Raudal Tanjung Banua
Riau Pos, 17 Maret 2013
SASTRA adalah dunia yang unik. ‘’Dunia jungkir balik,’’ kata Budi Darma. Justru keunikan itulah yang menjadi pertaruhan seorang sastrawan, tak mesti dalam bentuk, tapi lebih-lebih pada persfektif. Cara pandang pengarang yang unik akan sangat menentukan dunia yang dibangunnya, meskipun secara bentuk (struktur) biasa saja. Cerpen dan novel Kuntowijoyo bisa sebagai pintu masuk apa yang saya maksud. Secara bentuk karya Kuntowijoyo boleh dikatakan konvensional, namun prilaku dan pandangan tokoh-tokohnya berhasil mengusung sisi budaya (Jawa) yang inkonvensional. Yaitu, sisi budaya yang tidak gampang dimaknai, sebab meskipun terlihat sederhana, ia sesungguhnya sangat kompleks.

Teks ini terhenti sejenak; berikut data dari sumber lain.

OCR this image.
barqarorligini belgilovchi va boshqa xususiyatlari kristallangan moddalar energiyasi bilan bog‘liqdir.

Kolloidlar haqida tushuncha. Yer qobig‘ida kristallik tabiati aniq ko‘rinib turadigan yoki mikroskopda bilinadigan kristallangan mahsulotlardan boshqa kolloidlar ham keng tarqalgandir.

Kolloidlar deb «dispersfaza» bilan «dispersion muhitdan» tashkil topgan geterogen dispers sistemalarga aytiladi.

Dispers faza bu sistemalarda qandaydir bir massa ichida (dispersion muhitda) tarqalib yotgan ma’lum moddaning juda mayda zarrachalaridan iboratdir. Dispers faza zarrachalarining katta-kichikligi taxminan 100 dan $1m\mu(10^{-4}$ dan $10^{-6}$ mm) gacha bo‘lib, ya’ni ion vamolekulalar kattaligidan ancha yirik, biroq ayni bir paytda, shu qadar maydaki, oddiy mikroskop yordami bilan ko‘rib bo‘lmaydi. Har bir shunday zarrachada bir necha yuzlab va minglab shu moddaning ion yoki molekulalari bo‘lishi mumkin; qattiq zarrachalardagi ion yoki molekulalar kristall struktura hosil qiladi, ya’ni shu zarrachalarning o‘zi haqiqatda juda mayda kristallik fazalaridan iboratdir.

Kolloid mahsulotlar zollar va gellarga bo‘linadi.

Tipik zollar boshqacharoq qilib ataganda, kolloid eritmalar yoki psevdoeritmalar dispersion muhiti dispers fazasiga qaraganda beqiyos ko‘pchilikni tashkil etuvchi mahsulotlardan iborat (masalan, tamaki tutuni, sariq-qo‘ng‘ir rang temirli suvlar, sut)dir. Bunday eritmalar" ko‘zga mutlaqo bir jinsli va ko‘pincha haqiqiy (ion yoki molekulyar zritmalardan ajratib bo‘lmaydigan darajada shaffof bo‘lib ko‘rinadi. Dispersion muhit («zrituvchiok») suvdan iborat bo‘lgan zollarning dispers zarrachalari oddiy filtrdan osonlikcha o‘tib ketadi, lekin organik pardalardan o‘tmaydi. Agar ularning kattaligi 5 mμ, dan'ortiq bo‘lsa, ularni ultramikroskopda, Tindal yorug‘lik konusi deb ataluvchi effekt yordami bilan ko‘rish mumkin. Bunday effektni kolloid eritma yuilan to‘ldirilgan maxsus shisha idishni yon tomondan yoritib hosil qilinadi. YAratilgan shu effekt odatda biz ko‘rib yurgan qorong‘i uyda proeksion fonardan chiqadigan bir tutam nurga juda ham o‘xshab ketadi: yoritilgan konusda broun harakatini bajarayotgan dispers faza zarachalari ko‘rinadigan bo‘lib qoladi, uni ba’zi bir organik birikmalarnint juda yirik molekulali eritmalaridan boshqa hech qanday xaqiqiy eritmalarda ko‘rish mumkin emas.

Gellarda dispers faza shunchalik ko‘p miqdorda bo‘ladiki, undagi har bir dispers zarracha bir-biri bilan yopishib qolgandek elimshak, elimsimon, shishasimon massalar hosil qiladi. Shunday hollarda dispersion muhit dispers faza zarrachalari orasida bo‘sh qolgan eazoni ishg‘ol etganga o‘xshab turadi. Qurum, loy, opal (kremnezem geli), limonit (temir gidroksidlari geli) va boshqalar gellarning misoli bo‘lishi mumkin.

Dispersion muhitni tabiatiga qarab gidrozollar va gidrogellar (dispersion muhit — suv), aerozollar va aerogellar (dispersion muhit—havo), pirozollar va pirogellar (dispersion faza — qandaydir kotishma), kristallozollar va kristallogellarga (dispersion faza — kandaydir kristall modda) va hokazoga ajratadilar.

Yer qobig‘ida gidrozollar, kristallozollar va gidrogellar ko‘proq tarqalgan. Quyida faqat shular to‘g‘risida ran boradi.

Lihat misalnya cerpen ‘’Anjing-anjing Menyerbu Kuburan’’ (1996). Kuntowijoyo menceritakan seorang laki-laki mencari pesugihan dengan menggali kuburan orang yang meninggal pada Selasa Kliwon. Dia harus mengambil sepasang telinga mayat itu. Sekilas, kita akan menganggap tokoh itu abnormal. Namun sebenarnya kepercayaan itu bukan milik ia seorang. Sebab nyatanya kuburan orang yang meninggal pada hari Anggara Kasih itu dijaga petugas kampung selama tujuh hari tujuh malam. Jadi kepercayaan semacam itu bersifat kolektif (ah, bagaimanakah memvonis kepercayaan kolektif sebagai irasional?).
Singkat cerita, laki-laki itu harus mengelabui warga yang bertugas menjaga kuburan, tentu, dengan memenuhi semua syarat yang diminta sang guru. Ia harus menaburkan beras kuning supaya penjaga tertidur. Menggali kuburan harus dengan tangan telanjang (tak boleh pakai alat bantu). Lalu mengambil telinga mayat langsung memakai mulut (tak boleh pakai tangan). Meski lagi-lagi terdengar irasional, toh ketika syarat itu dipenuhi ternyata efeknya memang berhasil meninabobokkan para penjaga makam (Bagaimanakah cara menolak hubungan syarat dan efek yang ditimbulkannya?).
Di luar dugaan, anjing-anjing yang tak diketahui asalnya datang menyerbu kuburan sehingga laki-laki itu kelimpungan sampai tak terasa fajar telah datang. Ia pingsan diserbu anjing-anjing, bersamaan dengan terbangunnya para penjaga makam. Sebagian penjaga makam itu menuding, ‘Pencuri!’ Yang lain membela, ‘Penyelamat!’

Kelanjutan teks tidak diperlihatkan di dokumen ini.